Chesapeake nursing home faces wrongful death lawsuit; 3rd suit filed against the facility in 5 months

CHESAPEAKE
The family of a 73-year-old woman who died last year is suing a Deep Creek nursing home, alleging the staff there didn’t properly monitor and care for a bedsore, leading to her death.
This is the third lawsuit filed against Carrington Place in Chesapeake in the last five months.
Carrington Place did not return a request Friday for comment about the most recent suit.
According to court documents, Bessie Shealey was recovering from a broken femur in May 2016 and previously had pressure ulcers, known as bedsores, which put her at risk for a recurrence. Shealey needed the nursing home staff’s help will all aspects of daily living, from supervision while eating to hygiene to monitoring her medical condition, the lawsuit says.

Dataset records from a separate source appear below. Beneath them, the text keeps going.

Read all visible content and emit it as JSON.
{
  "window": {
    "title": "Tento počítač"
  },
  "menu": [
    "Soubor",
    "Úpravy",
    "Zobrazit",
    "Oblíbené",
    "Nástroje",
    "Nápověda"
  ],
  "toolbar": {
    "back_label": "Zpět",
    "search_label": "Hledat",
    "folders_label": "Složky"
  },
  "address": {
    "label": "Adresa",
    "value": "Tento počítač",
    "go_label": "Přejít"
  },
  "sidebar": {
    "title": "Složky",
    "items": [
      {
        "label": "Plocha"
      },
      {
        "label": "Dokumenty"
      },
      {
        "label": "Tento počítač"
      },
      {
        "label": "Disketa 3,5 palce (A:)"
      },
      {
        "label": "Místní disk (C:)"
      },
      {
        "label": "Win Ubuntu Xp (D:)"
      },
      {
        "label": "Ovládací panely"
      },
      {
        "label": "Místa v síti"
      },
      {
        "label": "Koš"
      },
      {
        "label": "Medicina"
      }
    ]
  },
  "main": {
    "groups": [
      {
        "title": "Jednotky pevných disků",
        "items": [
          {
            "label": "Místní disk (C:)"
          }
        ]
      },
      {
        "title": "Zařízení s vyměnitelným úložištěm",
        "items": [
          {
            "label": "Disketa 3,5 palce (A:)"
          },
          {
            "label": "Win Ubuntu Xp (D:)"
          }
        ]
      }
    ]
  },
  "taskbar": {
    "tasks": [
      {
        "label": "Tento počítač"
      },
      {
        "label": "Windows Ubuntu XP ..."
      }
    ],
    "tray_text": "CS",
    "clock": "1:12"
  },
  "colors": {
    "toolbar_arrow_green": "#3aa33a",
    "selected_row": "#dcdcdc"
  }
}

On Sept. 15, the nursing chart shows Shealey had remnants of an almost-healed bedsore on her lower back, about the size of a pinpoint, the suit says. Within a week, it had grown and “significantly deteriorated” to a stage three on a four-point scale, according to the lawsuit filed this month in Circuit Court.
The wound eventually went to the bone and became infected, leading to sepsis, said Carlton Bennett, the attorney for Shealey’s family. Shealey died in October.
Bennett said the nursing home didn’t manage Shealey’s pain for her broken femur and didn’t reposition her to prevent the bedsore from growing.
“They could have prevented this in a number of ways,” Bennett said. “… They just let her lay there.”
The suit also alleges that Carrington Place staff didn’t treat Shealey with a wound care solution ordered by her doctor. Nursing staff treated her with iodine compounds, to which she was allergic, the suit alleges. Iodine compounds can cause chemical burns and delay the healing of bedsores, the suit says.
Shealey’s family is seeking $4 million.
Carrington Place currently is facing two other lawsuits stemming from a separate incident in May 2016.
A former resident and her daughter sued the facility in December, alleging that nurses tied the former resident to her wheelchair with bedsheets and injected her with a narcotic sedative to “silence” her. The suit alleges one other resident was tied down and that the facility fired staff nurses who reported it.
The facility’s management company has denied the allegations.
Three fired nurses filed their own suit against the nursing home in February.